Colloquium: Tuesday, May 15, 2 pm. Speaker: Daniel Sternheimer (Keio University). Title: “The reasonable effectiveness of mathematical deformation theory in physics”.

New fundamental physical theories can, so far a posteriori, be seen as emerging from existing ones via some kind of deformation. That is the basis for Flato’s “deformation philosophy”, of which the main paradigms are the physics revolutions from the beginning of the twentieth century, quantum mechanics (via deformation quantization) and special relativity.
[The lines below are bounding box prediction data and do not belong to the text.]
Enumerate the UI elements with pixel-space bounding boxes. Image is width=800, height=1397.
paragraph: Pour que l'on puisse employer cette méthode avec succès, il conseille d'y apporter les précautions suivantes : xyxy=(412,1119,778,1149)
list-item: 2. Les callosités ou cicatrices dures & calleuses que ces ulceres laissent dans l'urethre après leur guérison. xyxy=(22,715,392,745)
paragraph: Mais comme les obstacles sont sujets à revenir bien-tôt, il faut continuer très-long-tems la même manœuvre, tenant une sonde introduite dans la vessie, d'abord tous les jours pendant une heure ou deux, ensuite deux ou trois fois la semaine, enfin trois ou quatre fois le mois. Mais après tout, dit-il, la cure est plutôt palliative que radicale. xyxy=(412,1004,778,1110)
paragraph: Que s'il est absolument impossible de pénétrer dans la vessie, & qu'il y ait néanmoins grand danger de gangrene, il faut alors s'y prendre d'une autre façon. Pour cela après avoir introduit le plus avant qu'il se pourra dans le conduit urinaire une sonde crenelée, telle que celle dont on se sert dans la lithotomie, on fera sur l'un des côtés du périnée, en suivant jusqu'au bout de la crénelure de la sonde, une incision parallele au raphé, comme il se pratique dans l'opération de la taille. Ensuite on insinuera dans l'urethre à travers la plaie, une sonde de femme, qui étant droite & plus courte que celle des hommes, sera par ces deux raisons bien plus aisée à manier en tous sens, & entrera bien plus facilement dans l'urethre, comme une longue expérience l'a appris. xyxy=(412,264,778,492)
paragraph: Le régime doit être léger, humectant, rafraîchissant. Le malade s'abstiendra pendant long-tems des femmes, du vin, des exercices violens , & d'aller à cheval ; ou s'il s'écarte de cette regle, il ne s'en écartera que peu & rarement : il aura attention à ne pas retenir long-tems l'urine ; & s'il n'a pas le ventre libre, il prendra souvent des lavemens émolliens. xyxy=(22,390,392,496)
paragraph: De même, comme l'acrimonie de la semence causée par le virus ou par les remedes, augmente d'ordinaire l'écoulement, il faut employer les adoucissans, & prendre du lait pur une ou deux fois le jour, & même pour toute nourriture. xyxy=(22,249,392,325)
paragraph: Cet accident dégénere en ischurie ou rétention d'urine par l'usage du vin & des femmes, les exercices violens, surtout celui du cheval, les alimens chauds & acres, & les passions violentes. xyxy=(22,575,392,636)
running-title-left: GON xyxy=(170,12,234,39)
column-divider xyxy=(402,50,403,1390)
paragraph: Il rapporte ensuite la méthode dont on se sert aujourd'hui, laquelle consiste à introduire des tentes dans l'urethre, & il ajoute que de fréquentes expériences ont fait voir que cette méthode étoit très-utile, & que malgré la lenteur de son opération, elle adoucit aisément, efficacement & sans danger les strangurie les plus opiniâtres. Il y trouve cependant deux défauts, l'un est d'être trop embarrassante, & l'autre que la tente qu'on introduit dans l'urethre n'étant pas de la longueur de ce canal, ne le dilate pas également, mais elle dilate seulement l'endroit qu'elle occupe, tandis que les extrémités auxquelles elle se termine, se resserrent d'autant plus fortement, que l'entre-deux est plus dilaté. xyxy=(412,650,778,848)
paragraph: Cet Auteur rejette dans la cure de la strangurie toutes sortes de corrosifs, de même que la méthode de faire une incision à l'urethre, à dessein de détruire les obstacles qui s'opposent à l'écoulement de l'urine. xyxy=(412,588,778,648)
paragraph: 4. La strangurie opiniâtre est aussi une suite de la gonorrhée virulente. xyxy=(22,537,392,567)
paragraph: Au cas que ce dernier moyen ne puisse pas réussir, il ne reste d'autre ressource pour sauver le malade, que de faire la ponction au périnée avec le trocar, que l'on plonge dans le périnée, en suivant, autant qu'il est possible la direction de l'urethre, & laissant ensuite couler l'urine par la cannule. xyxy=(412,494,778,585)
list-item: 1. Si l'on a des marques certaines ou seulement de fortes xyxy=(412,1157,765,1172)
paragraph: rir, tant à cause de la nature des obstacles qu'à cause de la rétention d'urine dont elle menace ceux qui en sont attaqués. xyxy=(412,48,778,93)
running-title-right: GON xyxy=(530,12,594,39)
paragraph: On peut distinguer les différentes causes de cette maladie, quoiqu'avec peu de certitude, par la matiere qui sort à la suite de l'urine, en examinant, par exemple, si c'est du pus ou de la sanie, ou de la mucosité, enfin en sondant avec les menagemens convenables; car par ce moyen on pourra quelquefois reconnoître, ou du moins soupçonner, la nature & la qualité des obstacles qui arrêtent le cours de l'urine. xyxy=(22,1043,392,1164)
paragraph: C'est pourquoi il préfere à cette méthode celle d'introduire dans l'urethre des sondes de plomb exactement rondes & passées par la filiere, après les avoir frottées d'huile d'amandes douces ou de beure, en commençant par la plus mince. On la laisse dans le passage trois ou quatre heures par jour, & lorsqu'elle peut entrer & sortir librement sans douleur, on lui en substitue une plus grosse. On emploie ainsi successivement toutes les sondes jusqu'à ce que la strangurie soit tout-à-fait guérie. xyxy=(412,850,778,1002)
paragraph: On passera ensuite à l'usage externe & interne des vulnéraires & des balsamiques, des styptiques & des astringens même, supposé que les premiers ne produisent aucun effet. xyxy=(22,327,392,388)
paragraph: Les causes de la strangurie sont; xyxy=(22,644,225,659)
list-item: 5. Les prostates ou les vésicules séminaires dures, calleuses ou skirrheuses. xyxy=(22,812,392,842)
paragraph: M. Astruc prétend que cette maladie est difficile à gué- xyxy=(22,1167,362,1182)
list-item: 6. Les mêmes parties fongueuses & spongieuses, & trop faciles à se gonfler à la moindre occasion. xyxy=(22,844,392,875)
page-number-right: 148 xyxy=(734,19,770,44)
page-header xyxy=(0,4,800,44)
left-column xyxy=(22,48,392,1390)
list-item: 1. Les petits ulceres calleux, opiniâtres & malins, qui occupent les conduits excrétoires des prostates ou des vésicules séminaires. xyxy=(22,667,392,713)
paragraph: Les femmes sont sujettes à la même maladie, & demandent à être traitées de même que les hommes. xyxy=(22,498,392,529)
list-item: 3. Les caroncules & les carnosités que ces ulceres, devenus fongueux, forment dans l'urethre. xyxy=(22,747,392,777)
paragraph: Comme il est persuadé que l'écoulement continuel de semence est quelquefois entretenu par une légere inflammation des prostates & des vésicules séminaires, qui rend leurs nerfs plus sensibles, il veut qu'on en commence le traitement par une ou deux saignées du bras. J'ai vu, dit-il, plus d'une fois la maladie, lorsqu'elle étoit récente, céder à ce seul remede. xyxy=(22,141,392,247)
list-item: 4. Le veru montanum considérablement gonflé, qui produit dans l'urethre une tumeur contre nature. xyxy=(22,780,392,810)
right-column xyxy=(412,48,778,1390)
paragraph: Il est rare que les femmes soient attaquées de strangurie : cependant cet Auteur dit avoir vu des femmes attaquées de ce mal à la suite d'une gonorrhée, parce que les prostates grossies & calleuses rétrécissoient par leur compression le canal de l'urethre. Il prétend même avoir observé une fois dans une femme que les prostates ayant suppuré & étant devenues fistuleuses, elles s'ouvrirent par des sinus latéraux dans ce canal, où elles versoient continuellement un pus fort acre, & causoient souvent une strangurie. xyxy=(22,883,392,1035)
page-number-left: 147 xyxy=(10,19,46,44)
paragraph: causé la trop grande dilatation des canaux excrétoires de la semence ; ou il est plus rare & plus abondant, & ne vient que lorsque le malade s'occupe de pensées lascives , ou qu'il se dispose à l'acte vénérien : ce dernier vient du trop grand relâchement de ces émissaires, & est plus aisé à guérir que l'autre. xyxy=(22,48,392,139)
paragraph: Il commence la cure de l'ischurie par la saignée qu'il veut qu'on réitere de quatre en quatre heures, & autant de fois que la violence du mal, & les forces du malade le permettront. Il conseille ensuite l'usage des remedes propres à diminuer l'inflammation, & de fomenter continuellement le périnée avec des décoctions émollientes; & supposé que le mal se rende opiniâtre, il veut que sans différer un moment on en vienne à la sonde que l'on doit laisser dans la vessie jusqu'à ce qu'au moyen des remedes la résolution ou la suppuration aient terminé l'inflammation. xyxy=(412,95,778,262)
On the basis of these facts we explain how symmetries of hadrons (strongly interacting elementary particles) could “emerge” by deforming in some sense (including quantization) the Anti de Sitter symmetry (AdS), itself a deformation of the Poincaré group of special relativity. The ultimate goal is to base on fundamental principles the dynamics of strong interactions, which originated over half a century ago from empirically guessed “internal” symmetries.  We start with a rapid presentation of the physical (hadrons) and mathematical (deformation theory) contexts, including a possible explanation of photons as composites of AdS singletons and of leptons as similar composites.  Then we present a “model generating” framework in which AdS would be deformed and quantized (possibly at root of unity and/or in manner not yet mathematically developed with  noncommutative “parameters”).  That would give (using deformations) a space-time origin to the “internal” symmetries of elementary particles, on which their dynamics were based, and either question, or give a conceptually solid base to, the Standard Model, in line with Einstein’s quotation: “The important thing is not to stop questioning. Curiosity has its own reason for existing.”